Airports: what changes in the last 20 years?

At a time when the construction of the new airport at Notre-Dame-des-Landes is still arousing controversy, a report* commissioned by the High Commission for Civil Aviation (Conseil Supérieur de l’Aviation Civile - CSAC) takes stock of how the French airport network has developed. Its conclusions are highly instructive…

The first lesson we can draw from the report can be expressed by two figures: “The number of passengers passing through the airports of mainland France increased from 90 million in 1994 to 164 million in 2014”, explains Laurent Terral, the co-author of the report and a researcher at IFSTTAR’s City, Mobility and Transport Laboratory (LVMT). The main factor behind this has been the dramatic rise in international traffic, which alone has been responsible for 93.3% of this increase. But the major trends at work are not always what one would expect. To give one example, although the Parisian airports still attract more than 50% of traffic this percentage has been falling in the last decade due to competition from their provincial counterparts whose contribution to the increase in traffic increased from 40 % in 1994-2004 to 56 % in 2004-2014.

Almose twice the volume of traffic… but some disparities

Nevertheless, the picture differs greatly from one airport to another with regard to increased traffic, budgetary equilibrium and market (general public or private business flights), for example. In addition, in the last 20 years air traffic has tended to become concentrated in ten or so airports each handling more than 3 million passengers a year. “But this does not exclude some local successes such as Carcassonne and Bergerac, which also represents a genuine change”, Laurent Terral adds. According to the report, it is very difficult for an airport to achieve budgetary equilibrium with fewer than 500,000 passengers a year… and simply impossible under 200,000.

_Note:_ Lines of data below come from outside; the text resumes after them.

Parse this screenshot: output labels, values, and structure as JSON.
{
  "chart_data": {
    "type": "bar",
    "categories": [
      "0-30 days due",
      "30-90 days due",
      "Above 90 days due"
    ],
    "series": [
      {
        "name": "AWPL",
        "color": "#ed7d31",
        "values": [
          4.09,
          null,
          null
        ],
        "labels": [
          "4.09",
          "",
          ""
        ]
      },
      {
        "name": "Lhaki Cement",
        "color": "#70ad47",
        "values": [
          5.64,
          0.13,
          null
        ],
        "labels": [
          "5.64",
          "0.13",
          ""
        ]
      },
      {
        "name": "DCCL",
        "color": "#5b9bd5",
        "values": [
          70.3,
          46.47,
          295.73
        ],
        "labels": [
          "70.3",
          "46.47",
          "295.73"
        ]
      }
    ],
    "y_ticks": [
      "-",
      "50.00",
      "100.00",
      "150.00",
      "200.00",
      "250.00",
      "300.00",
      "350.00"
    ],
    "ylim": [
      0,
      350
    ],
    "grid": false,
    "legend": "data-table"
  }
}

The authors have also identified a large number of factors that explain the current situation with regard to airports: the reorganisation of passenger flows brought about by low-cost companies, the decentralisation policy pursued by the State since 2005, competition from the TGV and motorways, the reduction in state support, etc. Nevertheless, mainland France is still well connected to the airport network - most areas are less than two hours away from an airport which operates flights to an intercontinental hub. There are still some airports with low levels of traffic which, in the authors’ view, could become viable with a revival of tourism. More broadly, the report makes a series of recommendations, for example, to help airports become more competitive and regions optimise the country’s airport network, and to provide a better understanding of public and private management methods.

Some unanswered questions

Ultimately, this report will help local stakeholders make decisions about the future of their airports. “But many questions relating to the interactions between an airport and its surrounding area remain unanswered”, Laurent Terral continues, “because, surprising as it may seem, as yet few studies have considered airports”. For example, we lack studies that could enable us to identify their impact on the planning, attractiveness and economic vitality of the areas where they are located. The LVMT researcher concludes thus: “IFSTTAR has resources on all these topics and can provide original insights”. This is a welcome proposition at a time when all France’s new super-regions are wondering how to modify their regional airport planning scheme.


* “Rapport sur le maillage aéroportuaire français”, CSAC/DGAC/CGET, 2017.